Same as with the bigWig files, download the text document with links for BED file download (dataDownloadAndProcess/BED_files/files.txt) and diwnload the metadata from the first line (dataDownloadAndProcess/BED_files/metadata.tsv).
Run following script to select only trully hg19 BED files and have status released.

filterMetadata_BEDfiles.R

This script creates a new text file with filtered links: (dataDownloadAndProcess/BED_files/downloadBEDfiles.txt)
To get the BEd files run following from terminal:

cd BED_files
xargs -L 1 curl -O -L < downloadBEDfiles.txt

4. Create a set of all possible open chromatin regions across cell types

To create a universe of oll possible chromatin accessible regions run following command from the directory with all the downloaded BED files:

cat *.bed | sort -k1,1 -k2,2n | bedtools merge -i stdin > MasterPeaks.bed

You can now remove all the downloaded BEd files and keep only the MasterPeaks.bed. Create a 4th column in MasterPeaks.bed with names for individual peaks (e.g. chr_start_end) - otherwise and error will be generated in following step.

5. Assign cell specific signal values to the genomic regions defined in step 4

Place the MasterPeaks.bed file into a directory, where it will be the only BED file.
From the folder with final normalised bigWig files run following script:

cellSpecificity_bigWigOverBed.sh

Following question pops out. Give the full path to the folder containing MasterPeaks.bed - example bellow.
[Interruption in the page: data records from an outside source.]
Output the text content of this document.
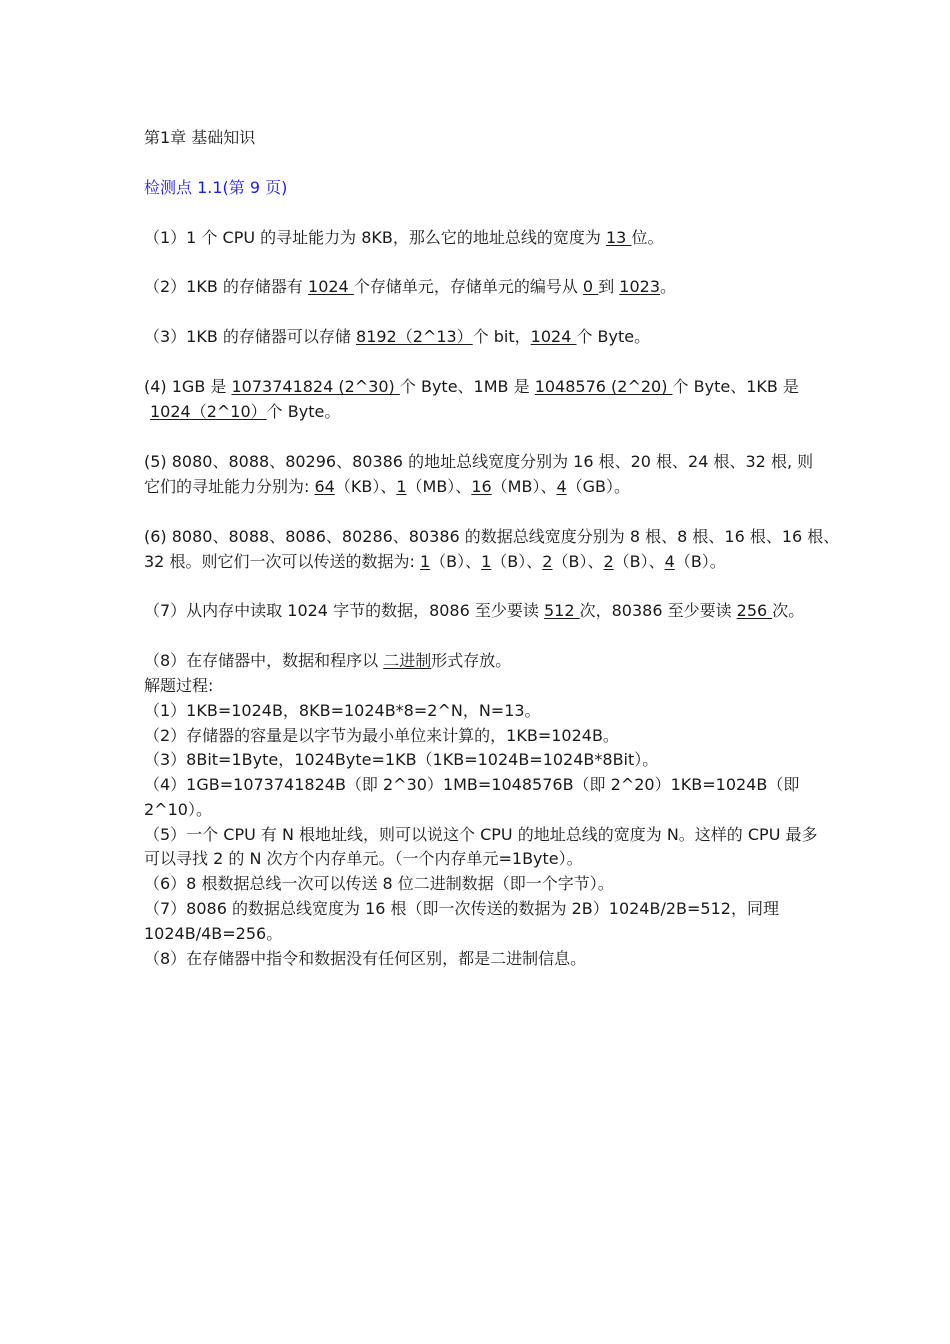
第1章 基础知识
检测点 1.1(第 9 页)
（1）1 个 CPU 的寻址能力为 8KB，那么它的地址总线的宽度为 13 位。
（2）1KB 的存储器有 1024 个存储单元，存储单元的编号从 0 到 1023。
（3）1KB 的存储器可以存储 8192（2^13）个 bit，1024 个 Byte。
(4) 1GB 是 1073741824 (2^30) 个 Byte、1MB 是 1048576 (2^20) 个 Byte、1KB 是
1024（2^10）个 Byte。
(5) 8080、8088、80296、80386 的地址总线宽度分别为 16 根、20 根、24 根、32 根, 则
它们的寻址能力分别为: 64（KB）、1（MB）、16（MB）、4（GB）。
(6) 8080、8088、8086、80286、80386 的数据总线宽度分别为 8 根、8 根、16 根、16 根、
32 根。则它们一次可以传送的数据为: 1（B）、1（B）、2（B）、2（B）、4（B）。
（7）从内存中读取 1024 字节的数据，8086 至少要读 512 次，80386 至少要读 256 次。
（8）在存储器中，数据和程序以 二进制形式存放。
解题过程:
（1）1KB=1024B，8KB=1024B*8=2^N，N=13。
（2）存储器的容量是以字节为最小单位来计算的，1KB=1024B。
（3）8Bit=1Byte，1024Byte=1KB（1KB=1024B=1024B*8Bit）。
（4）1GB=1073741824B（即 2^30）1MB=1048576B（即 2^20）1KB=1024B（即
2^10）。
（5）一个 CPU 有 N 根地址线，则可以说这个 CPU 的地址总线的宽度为 N。这样的 CPU 最多
可以寻找 2 的 N 次方个内存单元。（一个内存单元=1Byte）。
（6）8 根数据总线一次可以传送 8 位二进制数据（即一个字节）。
（7）8086 的数据总线宽度为 16 根（即一次传送的数据为 2B）1024B/2B=512，同理
1024B/4B=256。
（8）在存储器中指令和数据没有任何区别，都是二进制信息。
What is the folder with your BED files?
dataDownloadAndProcess/BED_files

A new directory will be created within a folder with bigWig files - /MasterPeaks_coverage. It contains coverage files for individual cell types in the predefined regions. The columns in the TAB files are following:

  • name - name field from bed, which should be unique (the 4th column in BED file)
  • size - size of bed (sum of exon sizes
  • covered - # bases within exons covered by bigWig
  • sum - sum of values over all bases covered
  • mean0 - average over bases with non-covered bases counting as zeroes
  • mean - average over just covered bases
  • min - minimum observed in the area
  • max - maximum observed in the area

6. Merge individual signal tracks into matrix

Run following script, where you must first set a path to the folder with coverage files (the TAB files generated by running cellSpecificity_bigWigOverBed.sh) - line 5 (variable folderName).

createOpenMatrix.R

The script creates two matrices - one with maximum coverage value over the given region and one with mean0 value over the given region. Rows are individual genomic regions, columns are individual cell types.

7. Normalize matrix

Final step of creating the cell specific open chromatin matrix is normalization. This is done by running normalizeOpenMatrix.R , where previously created matrix is passed to the variable rawMatrix. The script creates the open chromatin cell specific matrix in its final form, which is called meanCoverage_percentile99_01_quantNormalized_round4d.txt.
The normalization steps are following:

  1. Set all values above 99th percentile for a given cell type to 1.
  2. Normalize the rest of the values to range from 0 to 1.
  3. Perform quantile normalization for cell types to be comparable.